Despite these successes, the number of SED students enrolled in AP Chemistry has not changed. None of those enrolled in AP Chemistry from the class of 2024 were SED students. In the past eight years, only 5 out of 407 students enrolled in AP Chemistry were SED students.
Physics
The same year that AS Chemistry was removed, AS Physics was removed as a science offering for juniors and seniors. Students interested in Physics were previously given the option of taking Physics, AS Physics, or AP Physics. However, after the 2021-2022 school year, the options became Physics, AP Physics 1, and AP Physics C. Taking Biology and Chemistry in ninth and tenth grade fulfills all UC/CSU A-G science requirements, but a third year of science is recommended by the UC/CSU system. Eleventh and twelfth graders not retaking Chemistry or Biology are able to take any of the Physics course offerings, AP Chemistry, AP Biology, AP Environmental Science, Marine Biology, or Human Biology. Students taking a physics course offering often make up a fifth to a sixth of total third-year science enrollment.

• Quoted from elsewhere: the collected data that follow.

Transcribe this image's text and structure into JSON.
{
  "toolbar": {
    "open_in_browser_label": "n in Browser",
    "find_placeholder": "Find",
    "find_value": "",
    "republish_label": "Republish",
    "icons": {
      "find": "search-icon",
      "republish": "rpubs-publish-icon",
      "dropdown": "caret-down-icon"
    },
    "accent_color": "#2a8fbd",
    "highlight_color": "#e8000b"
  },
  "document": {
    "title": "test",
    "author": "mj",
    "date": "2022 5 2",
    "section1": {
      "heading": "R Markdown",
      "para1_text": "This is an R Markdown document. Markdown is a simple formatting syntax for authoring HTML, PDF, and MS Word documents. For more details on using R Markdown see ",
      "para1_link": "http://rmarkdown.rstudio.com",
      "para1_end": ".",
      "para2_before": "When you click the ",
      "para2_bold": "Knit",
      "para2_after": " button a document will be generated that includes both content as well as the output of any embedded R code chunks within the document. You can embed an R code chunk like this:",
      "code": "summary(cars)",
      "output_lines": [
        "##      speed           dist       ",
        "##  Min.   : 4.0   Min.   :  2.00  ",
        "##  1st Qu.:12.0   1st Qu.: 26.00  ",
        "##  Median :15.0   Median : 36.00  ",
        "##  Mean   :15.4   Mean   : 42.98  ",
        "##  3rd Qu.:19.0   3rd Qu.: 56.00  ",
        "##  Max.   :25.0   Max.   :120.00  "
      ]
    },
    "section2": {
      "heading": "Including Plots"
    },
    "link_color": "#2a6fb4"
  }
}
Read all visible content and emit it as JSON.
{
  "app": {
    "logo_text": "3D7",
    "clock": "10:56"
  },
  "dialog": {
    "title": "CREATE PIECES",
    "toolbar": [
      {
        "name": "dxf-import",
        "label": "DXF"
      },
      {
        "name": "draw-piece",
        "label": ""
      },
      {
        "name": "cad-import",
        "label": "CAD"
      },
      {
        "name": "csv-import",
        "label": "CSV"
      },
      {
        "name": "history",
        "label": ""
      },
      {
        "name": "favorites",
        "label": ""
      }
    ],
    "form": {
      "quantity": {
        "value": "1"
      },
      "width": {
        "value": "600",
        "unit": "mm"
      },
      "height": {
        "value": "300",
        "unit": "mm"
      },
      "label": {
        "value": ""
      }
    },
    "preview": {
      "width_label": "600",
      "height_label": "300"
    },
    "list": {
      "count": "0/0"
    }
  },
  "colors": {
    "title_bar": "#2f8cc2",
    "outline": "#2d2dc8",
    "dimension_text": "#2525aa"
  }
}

The report divided progression from tenth grade Chemistry to eleventh grade Physics into two tracks. AS Chemistry students taking AS Physics, and Chemistry students taking Physics. The report says that the enrollment in the first track of AS students was slowly dwindling—dropping from 73 in the 2015-2023 school year to 23 in the 2019-2020 school year—while the second track was gaining numbers—increasing from 22 to 60 during the same period. It also noted that there was little movement from non-AS to AS—only five students moved from Chemistry to AS Physics in the five year period.
Few SED students participated in the Chemistry to Physics pathway, and when they did, they typically chose non-AS Physics. On the other hand, non-SED students demonstrated fluctuations in course preferences. . In the 2019-2020 school year, 50 non-SED students took AP Physics 1, a decrease from the previous year’s 69 students, but an increase from the 2017-2018 total of 28 students.
There was a consistently high pass rate across all levels of physics classes, with the highest grades reported in AS and AP physics courses. From 2013 to 2021, the percentage of students earning a “D” or below remained less than 8%, with most students in every track scoring either an “A” or a “B.”